How to Clean the N64
A week ago, my brother and I acquired two N64s from a seller in Decatur, Alabama. Both of the N64s were in good shape, but they needed some TLC to get rid of the dust, dirt, and grime that had gathered over the years. I did not think cleaning a N64 would be a big deal, but there are definitely some things I wish I knew ahead of time (game bit screws cough cough). So, I have put together this simple guide, “How To: Clean the N64”.
Part 1: Removing the Case
- 4.5mm Game Bit “Security” Driver
- Locking Pliers aka “Vise-Grip or Mole Grip/Wrench” (optional)
For most people, removing the case will be delayed until you can acquire the proper screwdriver to remove the proprietary half-inch “game bit” screws that hold the case together. Since the screws are likely machine-tightened, it may be difficult to loosen them. So, I suggest you use locking pliers (or vise grips) to add some extra torque! The locking pliers are really a must… I have had very limited success without them.
There are 6 game bit screws located on the bottom of the console–1 for each of the circular legs (circled above in bright green) and 4 around the perimeter (circled above in bright teal).
Here is a shot of the locking pliers in action, what a time saver! Remove all six screws, and you should be able to open the case and see the belly of the beast!
Part 2: Removing the Motherboard
- Small Phillips Screwdrivers (I also used a flat-head, but be careful not to strip screws!)
- Weak Magnet Pick-Up Tool
To take out the motherboard, you have to remove 14-16 screws depending on your N64. But, if you want to remove the metal housing around the board itself, you will have to remove the extra screws holding the heat sinks and board connections. In the image below, I have color-coded the screws into simple groups, and I would recommend keeping the screws together in these groups for reassembly. You may also need the locking pliers again if the screws are too tight.
As you can see, my N64 had a total of 27 screws on the bottom of the case (there are actually 2 more screws which lock in the cartridge slot on the top of case). Removing all the color groups except RED and BLUE should be enough to get the board out of the case.
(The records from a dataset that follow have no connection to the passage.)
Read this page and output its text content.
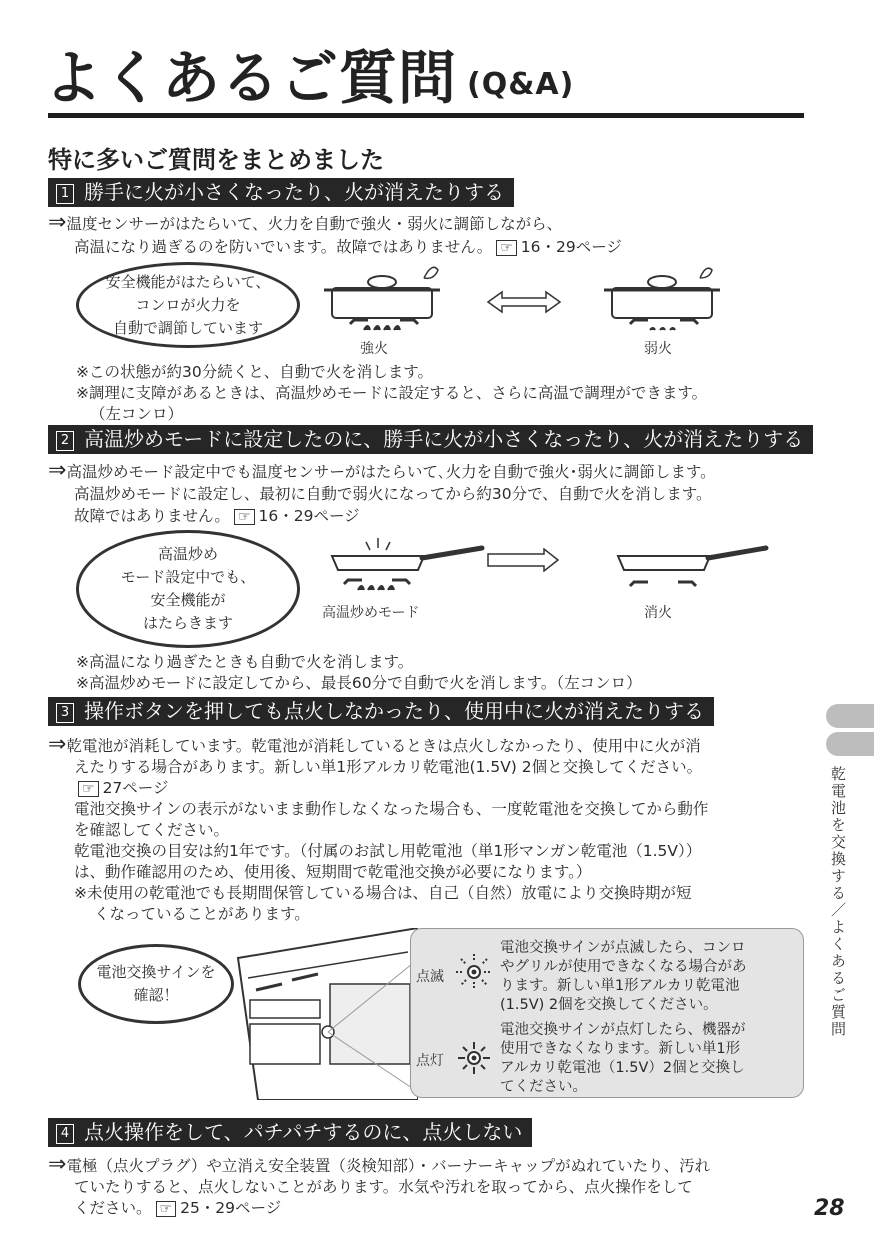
よくあるご質問 (Q&A)
特に多いご質問をまとめました
1 勝手に火が小さくなったり、火が消えたりする
⇒温度センサーがはたらいて、火力を自動で強火・弱火に調節しながら、
高温になり過ぎるのを防いでいます。故障ではありません。 ☞ 16・29ページ
安全機能がはたらいて、
コンロが火力を
自動で調節しています
強火	弱火
※この状態が約30分続くと、自動で火を消します。
※調理に支障があるときは、高温炒めモードに設定すると、さらに高温で調理ができます。
（左コンロ）
2 高温炒めモードに設定したのに、勝手に火が小さくなったり、火が消えたりする
⇒高温炒めモード設定中でも温度センサーがはたらいて､火力を自動で強火･弱火に調節します。
高温炒めモードに設定し、最初に自動で弱火になってから約30分で、自動で火を消します。
故障ではありません。 ☞ 16・29ページ
高温炒め
モード設定中でも、
安全機能が
はたらきます
高温炒めモード	消火
※高温になり過ぎたときも自動で火を消します。
※高温炒めモードに設定してから、最長60分で自動で火を消します。（左コンロ）
3 操作ボタンを押しても点火しなかったり、使用中に火が消えたりする
⇒乾電池が消耗しています。乾電池が消耗しているときは点火しなかったり、使用中に火が消
えたりする場合があります。新しい単1形アルカリ乾電池(1.5V) 2個と交換してください。
☞ 27ページ
電池交換サインの表示がないまま動作しなくなった場合も、一度乾電池を交換してから動作
を確認してください。
乾電池交換の目安は約1年です。（付属のお試し用乾電池（単1形マンガン乾電池（1.5V））
は、動作確認用のため、使用後、短期間で乾電池交換が必要になります。）
※未使用の乾電池でも長期間保管している場合は、自己（自然）放電により交換時期が短
くなっていることがあります。
電池交換サインを
確認！
点滅
電池交換サインが点滅したら、コンロ
やグリルが使用できなくなる場合があ
ります。新しい単1形アルカリ乾電池
(1.5V) 2個を交換してください。
点灯
電池交換サインが点灯したら、機器が
使用できなくなります。新しい単1形
アルカリ乾電池（1.5V）2個と交換し
てください。
4 点火操作をして、パチパチするのに、点火しない
⇒電極（点火プラグ）や立消え安全装置（炎検知部）・バーナーキャップがぬれていたり、汚れ
ていたりすると、点火しないことがあります。水気や汚れを取ってから、点火操作をして
ください。 ☞ 25・29ページ
乾電池を交換する／よくあるご質問
28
But, if you want to remove the metal housing around the board remove the RED and BLUE groups, too.
Part 3: Scrub, Clean, and Dry
- Toothbrush with Soft Bristles
- 70% Isopropyl Alcohol for the Case
- 90% Isopropyl Alcohol for the Motherboard
- Toothpicks or Hard-Tip Cotton Swabs
- Can of Compressed Air or “Dust Remover” Spray
Now, it is time to start cleaning everything. Start with the case. First, use a paper towel to knock off big dust spots. Then for deep cleaning, use the toothbrush moistened with 70% alcohol to scrub off surface dirt and grime. Using a toothbrush and alcohol should prevent messing up any stickers on the bottom of the case. If you cannot reach a spot with the toothbrush, then use the toothpicks. After you finish the case, repeat this process for all the small removable pieces on the case (everything but the motherboard).
For the motherboard, skip the paper towels and use the toothbrush and 90% alcohol. Make sure to be very careful around the components on the motherboard! Scrubbing too hard could jar a component loose or knock it entirely off the board.
Once everything has been scrubbed clean, you should give the parts time to dry. I recommend waiting overnight before reassembly, but the alcohol should dry quickly.
Part 4: Reassemble, Test, and Done!
- Everything from Parts 2 and 3
Assuming Parts 1-3 went well, and you have kept your pieces organized, this should be the easy part. First, refasten the screws to the motherboard, expansion slot, and outlets. Then, test the system for good measure. Finally, refasten the 6 game bit screws are you are done!